Data Brad

Performance analysis in sport is still a relatively new discipline within sports science, but an area that has picked up momentum rapidly. Sport is surrounded with mass data collection covering anything and everything. You will have all seen a heat map displaying the possessions of Cristiano Ronaldo playing for Real Madrid, how many unforced errors Nick Kyrgios has made during a set, how many offloads Corey Parker has done for the season and without a doubt you will have all seen the time Usain Bolt runs the 100m. These are all great for the average consumer, but they are all pointless without adding additional detail and expert information from the coaching staff. This blog will aim to give readers an insight into how basic data collection of an athlete’s performance can be used to monitor performances throughout a season in rugby league.

 

The concept of scoring player performances is not new. Soccer has its traditional out of 10 performance scale, which fans of the EA Sports game FIFA will no doubt check through their man of the match and take note of their player ratings. How does an athlete’s performance determine their overall match score? Around 4 or 5 years ago now I was lucky enough to be recruited as a performance analyst working on the international stage. One fundamental problem that was outlined by the coaching staff was that they needed to keep track of all qualified players across multiple competitions. There was plenty of quantitative and qualitative information available for analysis; the idea was to filter through what information was relevant and how it could be used. Most sports now have a holistic analysis provider that covers all aspects of individual and team performances. The system that was used in rugby league was Opta. This provided in-depth analysis that included all players. The ideal process would be to analyse each player’s performance using a bespoke system, but due to time constraints and the lack of manpower, it was hard to implement.
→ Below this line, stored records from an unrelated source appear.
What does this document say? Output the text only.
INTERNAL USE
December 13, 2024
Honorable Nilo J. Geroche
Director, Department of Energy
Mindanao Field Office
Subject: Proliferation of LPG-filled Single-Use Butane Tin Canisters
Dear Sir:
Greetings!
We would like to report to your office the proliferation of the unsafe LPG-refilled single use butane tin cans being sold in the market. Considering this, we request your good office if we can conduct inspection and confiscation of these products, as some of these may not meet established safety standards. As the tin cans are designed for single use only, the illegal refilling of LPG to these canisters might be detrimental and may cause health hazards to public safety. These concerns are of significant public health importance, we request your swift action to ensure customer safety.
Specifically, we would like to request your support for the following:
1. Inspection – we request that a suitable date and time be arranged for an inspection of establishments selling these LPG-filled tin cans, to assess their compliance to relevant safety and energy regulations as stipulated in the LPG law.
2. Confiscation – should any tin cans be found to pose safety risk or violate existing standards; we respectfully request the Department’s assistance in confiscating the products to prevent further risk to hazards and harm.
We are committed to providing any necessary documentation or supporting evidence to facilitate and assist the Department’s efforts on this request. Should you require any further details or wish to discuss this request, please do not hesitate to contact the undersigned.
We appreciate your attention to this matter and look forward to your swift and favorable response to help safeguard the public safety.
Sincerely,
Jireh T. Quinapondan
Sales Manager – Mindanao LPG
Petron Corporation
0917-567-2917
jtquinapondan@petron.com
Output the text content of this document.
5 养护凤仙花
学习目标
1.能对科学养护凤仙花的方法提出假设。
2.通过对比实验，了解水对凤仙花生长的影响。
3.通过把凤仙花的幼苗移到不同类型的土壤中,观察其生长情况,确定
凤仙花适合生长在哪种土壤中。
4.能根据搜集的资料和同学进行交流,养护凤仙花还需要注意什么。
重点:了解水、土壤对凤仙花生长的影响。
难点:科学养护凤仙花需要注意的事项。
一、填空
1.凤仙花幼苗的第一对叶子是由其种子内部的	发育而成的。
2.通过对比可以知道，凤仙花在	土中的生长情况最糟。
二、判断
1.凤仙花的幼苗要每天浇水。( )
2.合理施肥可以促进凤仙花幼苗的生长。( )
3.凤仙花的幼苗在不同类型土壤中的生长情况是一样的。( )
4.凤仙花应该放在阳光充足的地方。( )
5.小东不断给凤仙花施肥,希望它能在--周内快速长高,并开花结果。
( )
By having Opta provide all performance actions in a quantitative measure, it was now down to the analysis. Using some basic correlations between actions performed on the field and match outcomes a scoring system was implemented with appropriate weightings. To win in rugby league, you need to score more points than the opposition team, so it was no surprise that scoring tries had the highest correlation to a successful performance. For ease, let’s suggest that a try was 10 points and an action that led to the opposition scoring a try (a missed tackle for example) was -10 points. Points were then awarded to each action to give a player an overall match rating score (MRS).

 

So we have the score, we have the video of all the games, and we now have a database stretching as long as Opta has been the service provider to the sport. The coaching staff bought into the system based on the data that was shown. A key selling point was the graph below, which identified the average player performance compared to the international squad that was picked for that year. The red represented the average performance of all players in the squad, where the blue represented the average performance of all players in the competition. The data showed that the squad selected performed 37.97% better than the average player, thus justifying the coaching staff’s selection.

 

Scoring_systems

 

This information was then used on all previous Opta data at the international level, and any new fixtures were added as they were played. This database was able to identify that the average score of a player when the team won was 63.84, where only one incident over a four-year period showed that the team lost when this target was achieved. This gave the coaching staff the one number performance score to be able to help with decisions around player selection for the squad. This has been an ongoing process for five years now and has resulted in the team taking a scalp of the number 1 ranked team in the world. The graph below shows the point’s difference between the top 2 teams in the world and how it has changed since 2011.

 

Table

 

Readers may see large similarities between the story of Moneyball, which since the emergence of the book in 2003 and even more recently in the Brad Pitt blockbuster released in 2011, has been a hot topic in the sport. By no means are these scorings systems the answer to all of the selection headaches that coaching staff go through, but it is something that is there to assist and offer guidance on selection policies by providing objective data to take away the emotional decisions all humans are susceptible to. It has been a long and gruelling process since 2011, but a point’s difference that seems to be getting closer sets up for an exciting Four Nations tournament in 2016.